Anzo: Malacca construction contract of RM153m terminated. Anzo Holdings’ RM153m construction contract in Melaka has been terminated, citing “financial challenges” as reason. Anzo said it has entered into a mutual termination agreement with Tinta Anggun Engineering SB for the termination. (The Edge)

Icon Offshore: Wins RM36m contract from Petronas Carigali. Icon Offshore has secured a RM36m contract from Petronas Carigali SB to provide an offshore support vessel for petroleum arrangement contractors’ production operation. It said the contract has a firm period of 695 days, expiring on Aug 1, 2021, with extension option of “one year plus one year”. Icon Offshore managing director Datuk Seri Hadian Hashim said as the industry recovers, the group hopes to secure more contracts through delivering value-added services to clients. (The Edge)

Sentoria: To raise up to RM17m via private placement. Sentoria Group, property developer and operator of Bukit Gambang Resort City in Pahang, has proposed to raise up to RM16.6m via a private placement of up to 10% of its total issued shares to third party investor(s) to be identified later. Sentoria said proceeds from the proposed private placement will be used for working capital. It said the proposed private placement entails the issuance of up to 77.3m new shares, representing not more than 10% of its total issued shares at an issue price to be determined later. (The Edge)

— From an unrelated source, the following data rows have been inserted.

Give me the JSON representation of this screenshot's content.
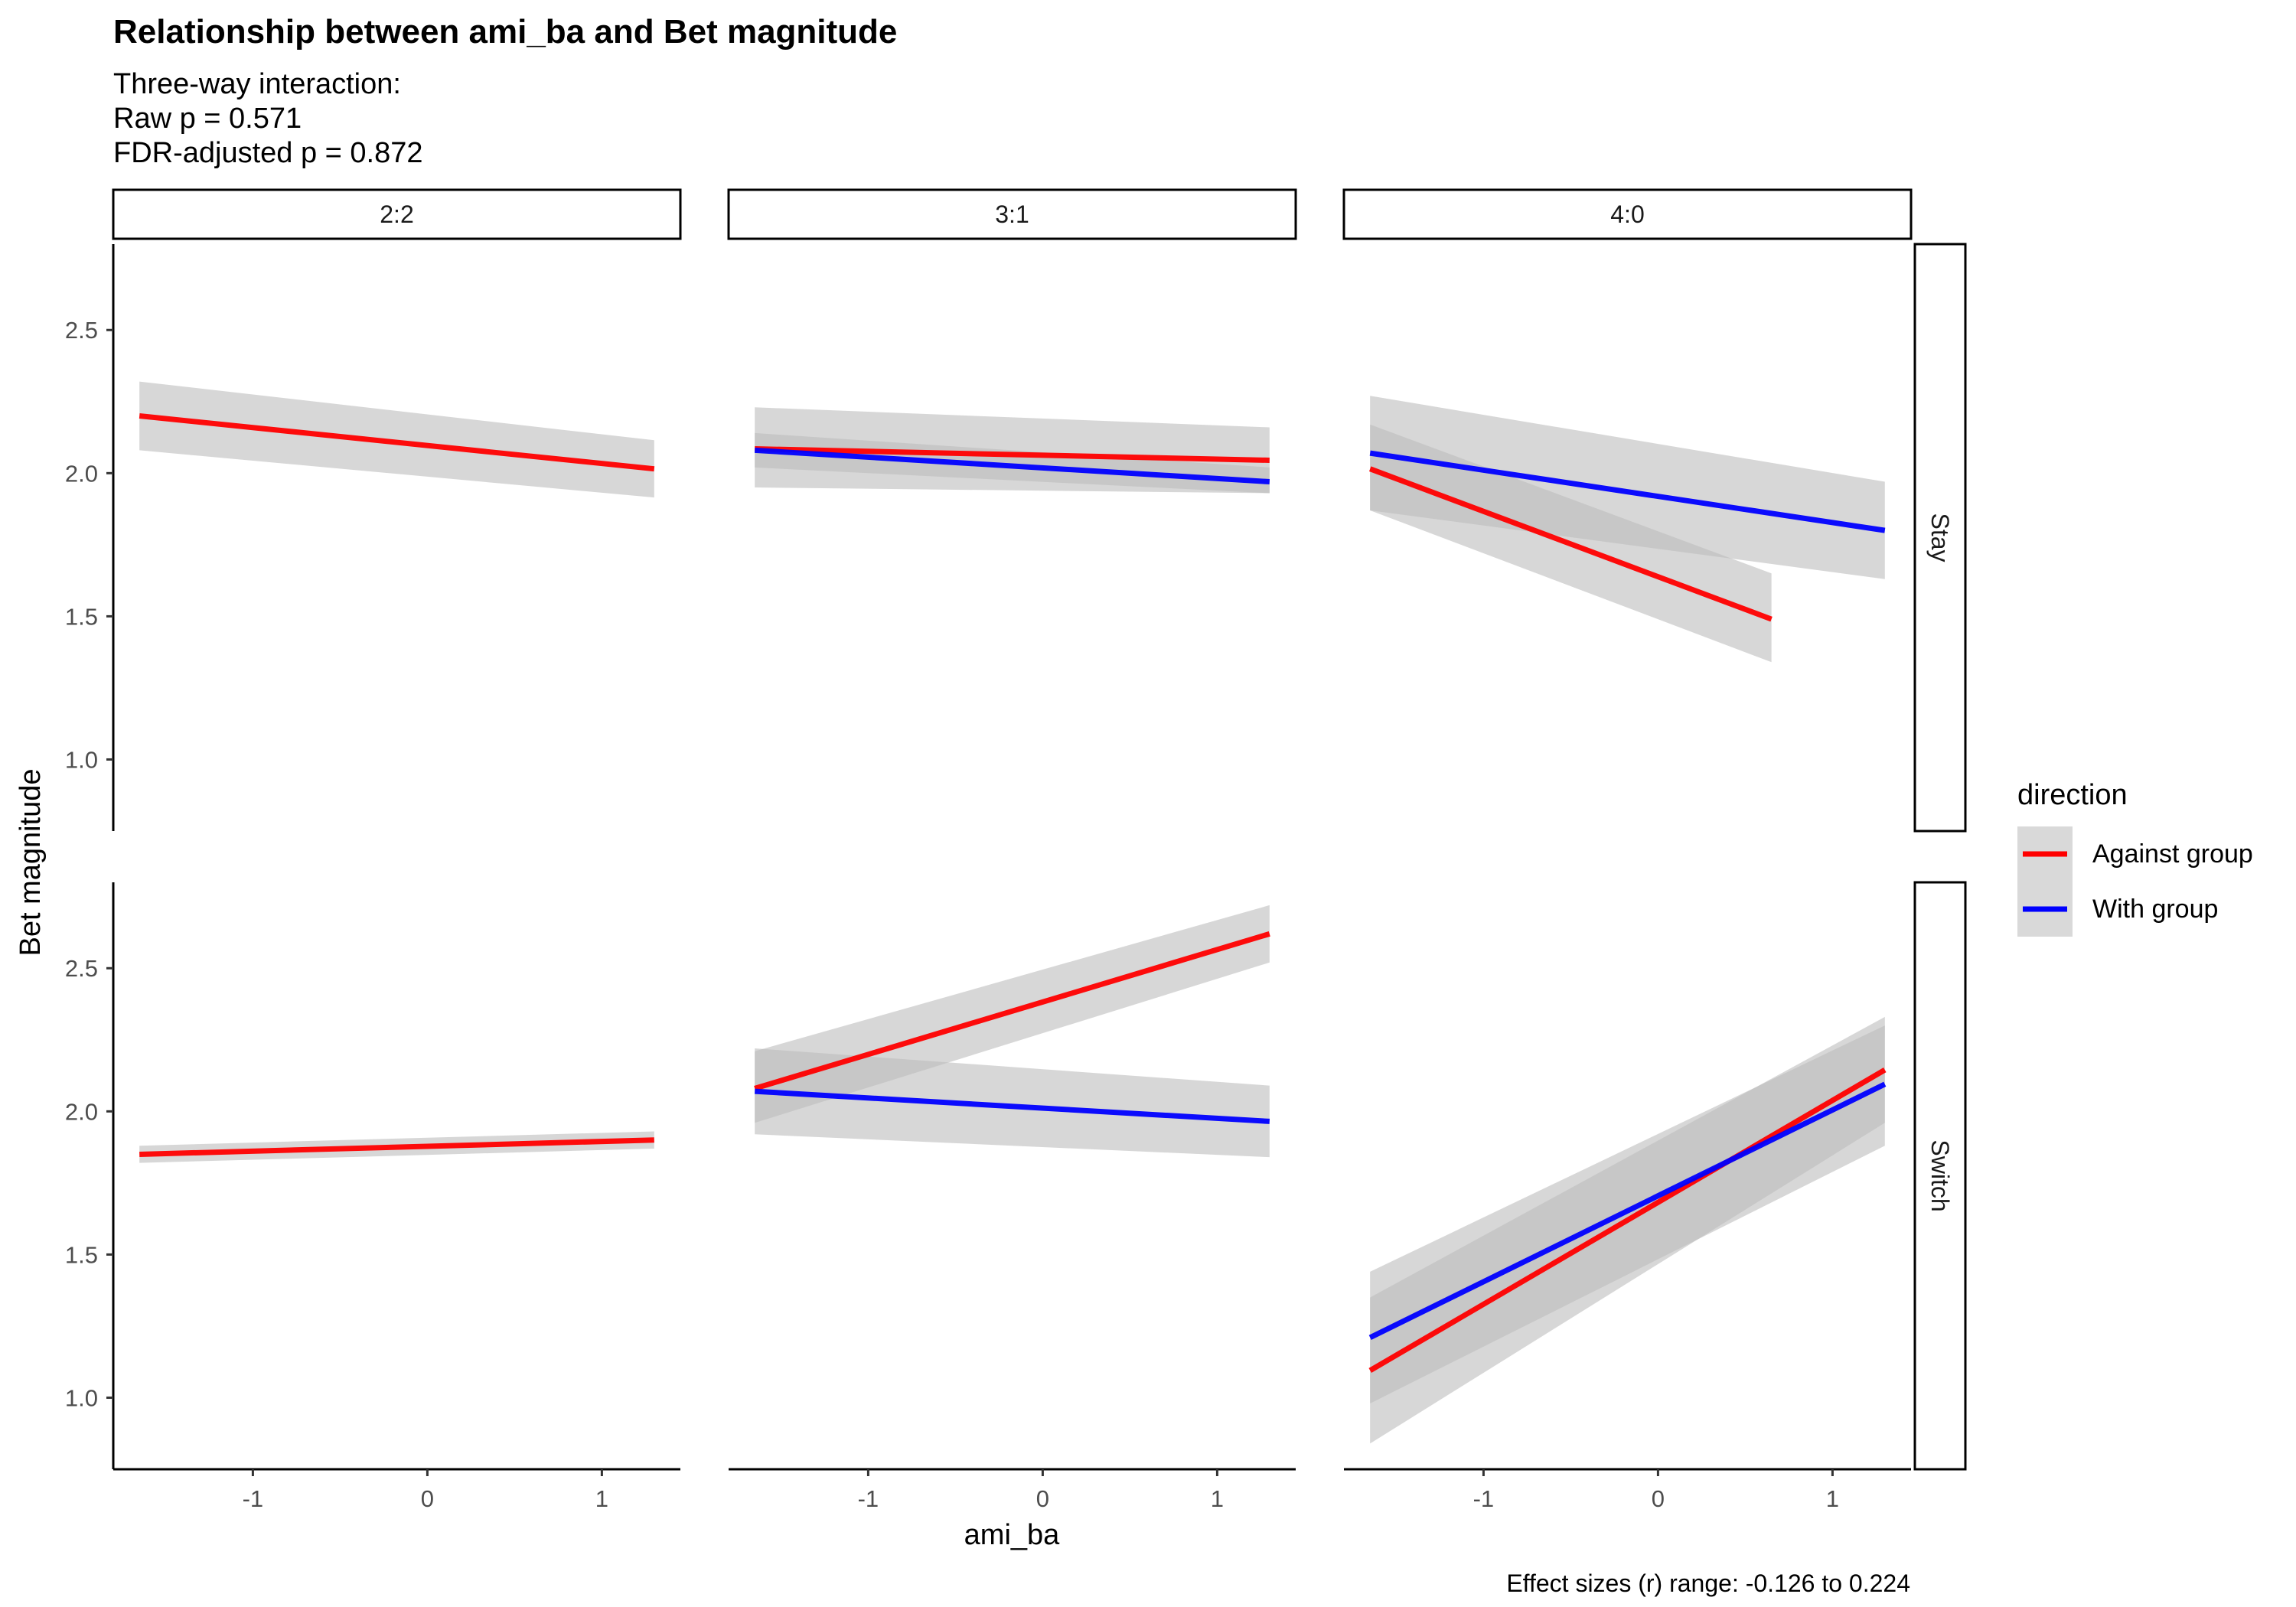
{
  "title": "Relationship between ami_ba and Bet magnitude",
  "subtitle_lines": [
    "Three-way interaction:",
    "Raw p = 0.571",
    "FDR-adjusted p = 0.872"
  ],
  "caption": "Effect sizes (r) range: -0.126 to 0.224",
  "colors": {
    "Against group": "#ff0000",
    "With group": "#0000ff",
    "ribbon": "#bdbdbd"
  },
  "chart_data": {
    "type": "line",
    "title": "Relationship between ami_ba and Bet magnitude",
    "xlabel": "ami_ba",
    "ylabel": "Bet magnitude",
    "xlim": [
      -1.8,
      1.45
    ],
    "ylim": [
      0.75,
      2.8
    ],
    "x_ticks": [
      -1,
      0,
      1
    ],
    "y_ticks": [
      1.0,
      1.5,
      2.0,
      2.5
    ],
    "x_tick_labels": [
      "-1",
      "0",
      "1"
    ],
    "y_tick_labels": [
      "1.0",
      "1.5",
      "2.0",
      "2.5"
    ],
    "grid": false,
    "legend": {
      "title": "direction",
      "position": "right",
      "entries": [
        "Against group",
        "With group"
      ]
    },
    "columns": [
      "2:2",
      "3:1",
      "4:0"
    ],
    "rows": [
      "Stay",
      "Switch"
    ],
    "panels": [
      {
        "row": "Stay",
        "col": "2:2",
        "series": [
          {
            "name": "Against group",
            "x": [
              -1.65,
              1.3
            ],
            "y": [
              2.2,
              2.015
            ],
            "lower": [
              2.08,
              1.915
            ],
            "upper": [
              2.32,
              2.115
            ]
          }
        ]
      },
      {
        "row": "Stay",
        "col": "3:1",
        "series": [
          {
            "name": "Against group",
            "x": [
              -1.65,
              1.3
            ],
            "y": [
              2.085,
              2.045
            ],
            "lower": [
              1.95,
              1.93
            ],
            "upper": [
              2.23,
              2.16
            ]
          },
          {
            "name": "With group",
            "x": [
              -1.65,
              1.3
            ],
            "y": [
              2.08,
              1.97
            ],
            "lower": [
              2.02,
              1.93
            ],
            "upper": [
              2.14,
              2.02
            ]
          }
        ]
      },
      {
        "row": "Stay",
        "col": "4:0",
        "series": [
          {
            "name": "Against group",
            "x": [
              -1.65,
              0.65
            ],
            "y": [
              2.015,
              1.49
            ],
            "lower": [
              1.87,
              1.34
            ],
            "upper": [
              2.17,
              1.65
            ]
          },
          {
            "name": "With group",
            "x": [
              -1.65,
              1.3
            ],
            "y": [
              2.07,
              1.8
            ],
            "lower": [
              1.87,
              1.63
            ],
            "upper": [
              2.27,
              1.97
            ]
          }
        ]
      },
      {
        "row": "Switch",
        "col": "2:2",
        "series": [
          {
            "name": "Against group",
            "x": [
              -1.65,
              1.3
            ],
            "y": [
              1.85,
              1.9
            ],
            "lower": [
              1.82,
              1.87
            ],
            "upper": [
              1.88,
              1.93
            ]
          }
        ]
      },
      {
        "row": "Switch",
        "col": "3:1",
        "series": [
          {
            "name": "Against group",
            "x": [
              -1.65,
              1.3
            ],
            "y": [
              2.08,
              2.62
            ],
            "lower": [
              1.96,
              2.52
            ],
            "upper": [
              2.21,
              2.72
            ]
          },
          {
            "name": "With group",
            "x": [
              -1.65,
              1.3
            ],
            "y": [
              2.07,
              1.965
            ],
            "lower": [
              1.92,
              1.84
            ],
            "upper": [
              2.22,
              2.09
            ]
          }
        ]
      },
      {
        "row": "Switch",
        "col": "4:0",
        "series": [
          {
            "name": "Against group",
            "x": [
              -1.65,
              1.3
            ],
            "y": [
              1.095,
              2.145
            ],
            "lower": [
              0.84,
              1.96
            ],
            "upper": [
              1.35,
              2.33
            ]
          },
          {
            "name": "With group",
            "x": [
              -1.65,
              1.3
            ],
            "y": [
              1.21,
              2.095
            ],
            "lower": [
              0.98,
              1.88
            ],
            "upper": [
              1.44,
              2.3
            ]
          }
        ]
      }
    ]
  }
}
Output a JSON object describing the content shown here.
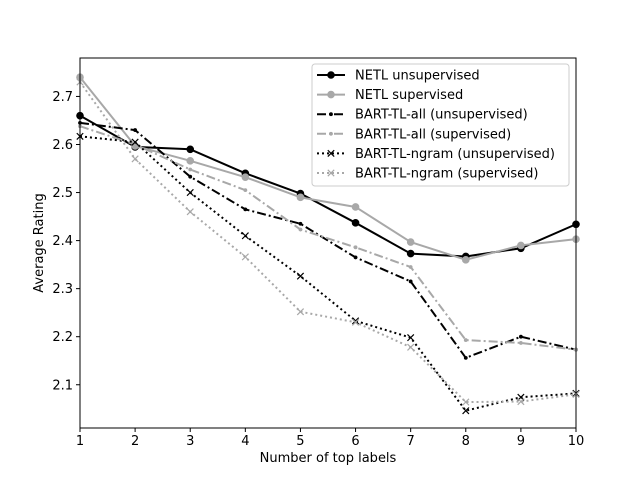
{
  "chart_data": {
    "type": "line",
    "xlabel": "Number of top labels",
    "ylabel": "Average Rating",
    "xlim": [
      1,
      10
    ],
    "ylim": [
      2.01,
      2.78
    ],
    "xticks": [
      "1",
      "2",
      "3",
      "4",
      "5",
      "6",
      "7",
      "8",
      "9",
      "10"
    ],
    "yticks": [
      "2.1",
      "2.2",
      "2.3",
      "2.4",
      "2.5",
      "2.6",
      "2.7"
    ],
    "grid": false,
    "legend_position": "top-right",
    "x": [
      1,
      2,
      3,
      4,
      5,
      6,
      7,
      8,
      9,
      10
    ],
    "series": [
      {
        "name": "NETL unsupervised",
        "color": "#000000",
        "marker": "circle",
        "dash": "solid",
        "values": [
          2.66,
          2.595,
          2.59,
          2.54,
          2.498,
          2.437,
          2.373,
          2.367,
          2.384,
          2.434
        ]
      },
      {
        "name": "NETL supervised",
        "color": "#a8a8a8",
        "marker": "circle",
        "dash": "solid",
        "values": [
          2.74,
          2.597,
          2.566,
          2.532,
          2.49,
          2.47,
          2.397,
          2.36,
          2.39,
          2.403
        ]
      },
      {
        "name": "BART-TL-all (unsupervised)",
        "color": "#000000",
        "marker": "dot",
        "dash": "dashdot",
        "values": [
          2.645,
          2.63,
          2.533,
          2.465,
          2.435,
          2.365,
          2.315,
          2.156,
          2.2,
          2.173
        ]
      },
      {
        "name": "BART-TL-all (supervised)",
        "color": "#a8a8a8",
        "marker": "dot",
        "dash": "dashdot",
        "values": [
          2.638,
          2.6,
          2.548,
          2.505,
          2.423,
          2.386,
          2.345,
          2.193,
          2.187,
          2.173
        ]
      },
      {
        "name": "BART-TL-ngram (unsupervised)",
        "color": "#000000",
        "marker": "x",
        "dash": "dotted",
        "values": [
          2.617,
          2.605,
          2.5,
          2.41,
          2.326,
          2.233,
          2.198,
          2.046,
          2.074,
          2.082
        ]
      },
      {
        "name": "BART-TL-ngram (supervised)",
        "color": "#a8a8a8",
        "marker": "x",
        "dash": "dotted",
        "values": [
          2.73,
          2.57,
          2.46,
          2.366,
          2.252,
          2.23,
          2.178,
          2.064,
          2.065,
          2.08
        ]
      }
    ]
  }
}
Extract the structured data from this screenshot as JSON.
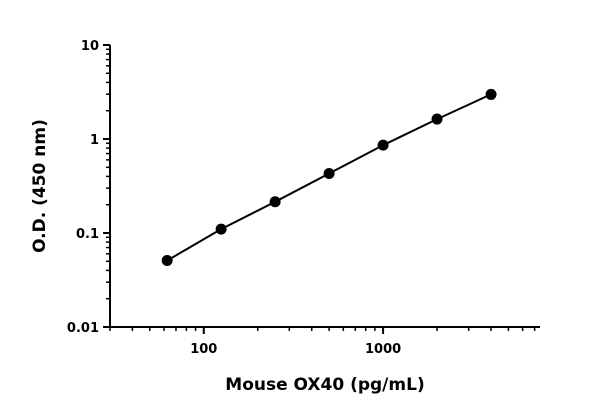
{
  "chart_data": {
    "type": "line",
    "title": "",
    "xlabel": "Mouse OX40 (pg/mL)",
    "ylabel": "O.D. (450 nm)",
    "xscale": "log",
    "yscale": "log",
    "xlim": [
      30,
      7500
    ],
    "ylim": [
      0.01,
      10
    ],
    "x_ticks": [
      100,
      1000
    ],
    "x_tick_labels": [
      "100",
      "1000"
    ],
    "y_ticks": [
      0.01,
      0.1,
      1,
      10
    ],
    "y_tick_labels": [
      "0.01",
      "0.1",
      "1",
      "10"
    ],
    "grid": false,
    "legend": "none",
    "series": [
      {
        "x": [
          62.5,
          125,
          250,
          500,
          1000,
          2000,
          4000
        ],
        "y": [
          0.051,
          0.11,
          0.215,
          0.43,
          0.86,
          1.63,
          2.98
        ]
      }
    ],
    "colors": {
      "line": "#000000",
      "marker": "#000000"
    }
  }
}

Construction (Neutral): Sector growth momentum to pick up - CIDB. The construction industry is expected to grow by about 5% by end-2019, compared with last year’s growth of 4.2%, said Construction Industry Development Board (CIDB) CEO Datuk Ir Ahmad Asri Abdul Hamid. He said the trend would continue until the 1H of next year, given the current wait and see approach adopted by both local and foreign investors. “However, the momentum is expected to pick up by the 2H of 2020 as the government has already approved certain projects. So, I am positive on its outlook,“ he said. (SunBiz) 

Market Update

The FBM KLCI might open higher today after an afternoon rally last Friday handed the S&P 500 its biggest one-day gain in nearly two months as the latest US jobs figures helped allay concerns about a domestic and global slowdown that have been brewing for most of the week. The S&P 500 finished 1.4% higher on Friday in a broad-based rally that lifted all sectors. It was the benchmark’s largest one-day rise since mid-August. The Nasdaq Composite and Dow Jones Industrial Average each closed 1.4% higher. That trimmed the S&P 500’s weekly decline to 0.3%, recovering some of the ground conceded earlier in the week when soft economic data triggered a sell-off across global stock markets. It was still the index’s third consecutive weekly drop. The gains in equities came in the wake of non-farm payroll data this morning that showed 136,000 jobs were added in September, from an upwardly-revised 168,000 in August, and the unemployment rate fell to 3.5% — its lowest in 50 years. The annual pace of wage growth cooled, though. Elsewhere in markets, European stocks finished higher, with the composite Stoxx 600 up 0.7%, Germany’s Dax up 0.7% and the Cac 40 in Paris up 0.9%. In London the FTSE 100 finished 1.1% higher, but still chalked up its biggest weekly fall in a year.

Back home, the FBM KLCI index lost 6.45 points or 0.41% on Friday. Trading volume decreased to 2.05bn worth RM1.60bn. Market breadth was negative with 404 gainers as compared to 409 losers. Hong Kong-listed equities fell as the city’s political crisis deepened, with chief executive Carrie Lam invoking emergency powers to ban protesters from wearing face masks. The territory’s Hang Seng index was down 1.1%, with new data showing business confidence in Hong Kong had slumped to a seven-and-a half year low following months of political unrest. Meanwhile, Japan’s Topix added 0.3%, while China’s onshore stock market remained closed for a holiday.